Like this one, from “Harlan”:
Here’s my idea: I don’t want have to decide *before* I read an article whether I want to pay for it, I want to decide *after*. To that end, I propose the following micropayment system. If I want to get content from a consortium of providers (say, anything owned by The New York Times Company, or Time-Warner, or Seed Media Group, or a group of publishers that set up their own consortium), I set up an account, pay my $50/year, and get access. If I like a piece of content (article, podcast, interactive graphic, whatever), I click the “Tip the Author(s)” button, and a chunk of my $50, maybe 10 cents, gets redirected to the actual people creating the content I actually like (not just start to read). If I don’t use up my $50 for the year, it just gets split internally by the consortium. This way, readers have control over where the money goes and get to associate “paying money” with “feeling good about what they read”, providers get cash, and the best providers get the most cash.
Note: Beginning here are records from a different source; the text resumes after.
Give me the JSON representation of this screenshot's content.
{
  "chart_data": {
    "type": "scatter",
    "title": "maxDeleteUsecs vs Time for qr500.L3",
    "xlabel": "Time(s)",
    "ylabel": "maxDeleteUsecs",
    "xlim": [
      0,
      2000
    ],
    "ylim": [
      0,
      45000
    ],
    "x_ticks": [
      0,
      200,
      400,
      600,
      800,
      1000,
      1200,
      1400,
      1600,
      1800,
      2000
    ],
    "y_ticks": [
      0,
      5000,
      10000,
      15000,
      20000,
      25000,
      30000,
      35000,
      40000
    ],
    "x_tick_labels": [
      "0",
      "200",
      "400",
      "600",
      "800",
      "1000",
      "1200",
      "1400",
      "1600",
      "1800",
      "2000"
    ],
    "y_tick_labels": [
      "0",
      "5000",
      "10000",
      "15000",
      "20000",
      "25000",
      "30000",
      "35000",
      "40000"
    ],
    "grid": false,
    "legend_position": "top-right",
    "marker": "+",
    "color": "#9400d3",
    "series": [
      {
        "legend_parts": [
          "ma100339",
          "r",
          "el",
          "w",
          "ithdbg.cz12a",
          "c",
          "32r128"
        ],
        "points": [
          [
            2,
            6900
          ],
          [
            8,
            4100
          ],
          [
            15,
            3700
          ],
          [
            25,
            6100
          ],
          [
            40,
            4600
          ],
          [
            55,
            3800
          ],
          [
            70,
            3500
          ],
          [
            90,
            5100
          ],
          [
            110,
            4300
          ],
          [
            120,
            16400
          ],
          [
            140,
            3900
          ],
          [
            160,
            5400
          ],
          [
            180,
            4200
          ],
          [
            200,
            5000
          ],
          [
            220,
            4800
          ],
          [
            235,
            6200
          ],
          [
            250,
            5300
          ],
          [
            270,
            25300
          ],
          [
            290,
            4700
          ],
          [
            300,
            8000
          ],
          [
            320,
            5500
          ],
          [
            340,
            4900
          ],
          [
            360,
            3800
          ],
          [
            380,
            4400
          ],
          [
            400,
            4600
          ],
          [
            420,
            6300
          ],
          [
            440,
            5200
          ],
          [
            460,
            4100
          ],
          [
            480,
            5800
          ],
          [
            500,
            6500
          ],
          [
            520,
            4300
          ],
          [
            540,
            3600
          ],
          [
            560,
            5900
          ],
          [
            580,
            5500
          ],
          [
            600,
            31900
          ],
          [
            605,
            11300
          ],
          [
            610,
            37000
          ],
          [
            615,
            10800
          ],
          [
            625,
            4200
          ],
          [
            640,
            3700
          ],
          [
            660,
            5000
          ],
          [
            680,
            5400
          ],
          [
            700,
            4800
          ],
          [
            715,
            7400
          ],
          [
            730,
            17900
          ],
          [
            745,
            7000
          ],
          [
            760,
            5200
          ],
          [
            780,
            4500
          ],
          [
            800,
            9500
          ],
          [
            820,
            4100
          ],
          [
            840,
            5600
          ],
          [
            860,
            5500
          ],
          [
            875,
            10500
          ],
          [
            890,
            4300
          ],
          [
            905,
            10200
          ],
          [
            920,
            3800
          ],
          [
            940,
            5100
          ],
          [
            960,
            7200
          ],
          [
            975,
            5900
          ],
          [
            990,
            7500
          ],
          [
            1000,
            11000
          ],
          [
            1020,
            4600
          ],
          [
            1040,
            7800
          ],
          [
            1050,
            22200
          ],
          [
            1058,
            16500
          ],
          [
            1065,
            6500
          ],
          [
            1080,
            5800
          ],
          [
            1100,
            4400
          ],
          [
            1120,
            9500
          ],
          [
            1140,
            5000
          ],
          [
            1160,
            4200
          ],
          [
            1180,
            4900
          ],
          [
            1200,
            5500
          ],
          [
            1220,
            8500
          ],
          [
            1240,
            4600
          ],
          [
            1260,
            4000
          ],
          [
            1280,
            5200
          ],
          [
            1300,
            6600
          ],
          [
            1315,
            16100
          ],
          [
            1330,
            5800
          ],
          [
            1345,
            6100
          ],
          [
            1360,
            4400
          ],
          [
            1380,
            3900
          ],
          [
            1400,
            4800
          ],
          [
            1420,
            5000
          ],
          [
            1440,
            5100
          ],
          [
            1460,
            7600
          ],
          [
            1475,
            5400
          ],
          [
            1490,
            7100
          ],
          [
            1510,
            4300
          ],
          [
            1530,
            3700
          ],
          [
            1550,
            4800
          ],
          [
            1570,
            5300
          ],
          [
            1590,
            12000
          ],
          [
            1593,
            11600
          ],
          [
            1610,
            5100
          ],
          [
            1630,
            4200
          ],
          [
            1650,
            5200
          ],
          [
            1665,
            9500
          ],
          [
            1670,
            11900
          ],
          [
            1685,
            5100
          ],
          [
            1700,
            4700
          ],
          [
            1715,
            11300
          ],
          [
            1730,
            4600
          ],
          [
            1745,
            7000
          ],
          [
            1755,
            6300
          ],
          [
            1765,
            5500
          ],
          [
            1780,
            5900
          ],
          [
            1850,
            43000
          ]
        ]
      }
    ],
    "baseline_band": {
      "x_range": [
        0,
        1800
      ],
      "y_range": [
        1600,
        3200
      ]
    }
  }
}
Another commenter put it this way:
“[P]ut this damn site behind a pay wall already. jesus christ – STOP GIVING AWAY YOUR EXCELLENT CONTENT FOR FREE – its that simple!”
But, as “Bill Mills” pointed out, “a few thousand people paying for the web version won’t keep the Times (or any newspaper) afloat. The problem is that without print readership, ad rates have tanked. Ad rates per eyeball on the web will never be what they were for print.”
For those of you into monitoring the great debate over paid content, the whole thing is a fascinating read.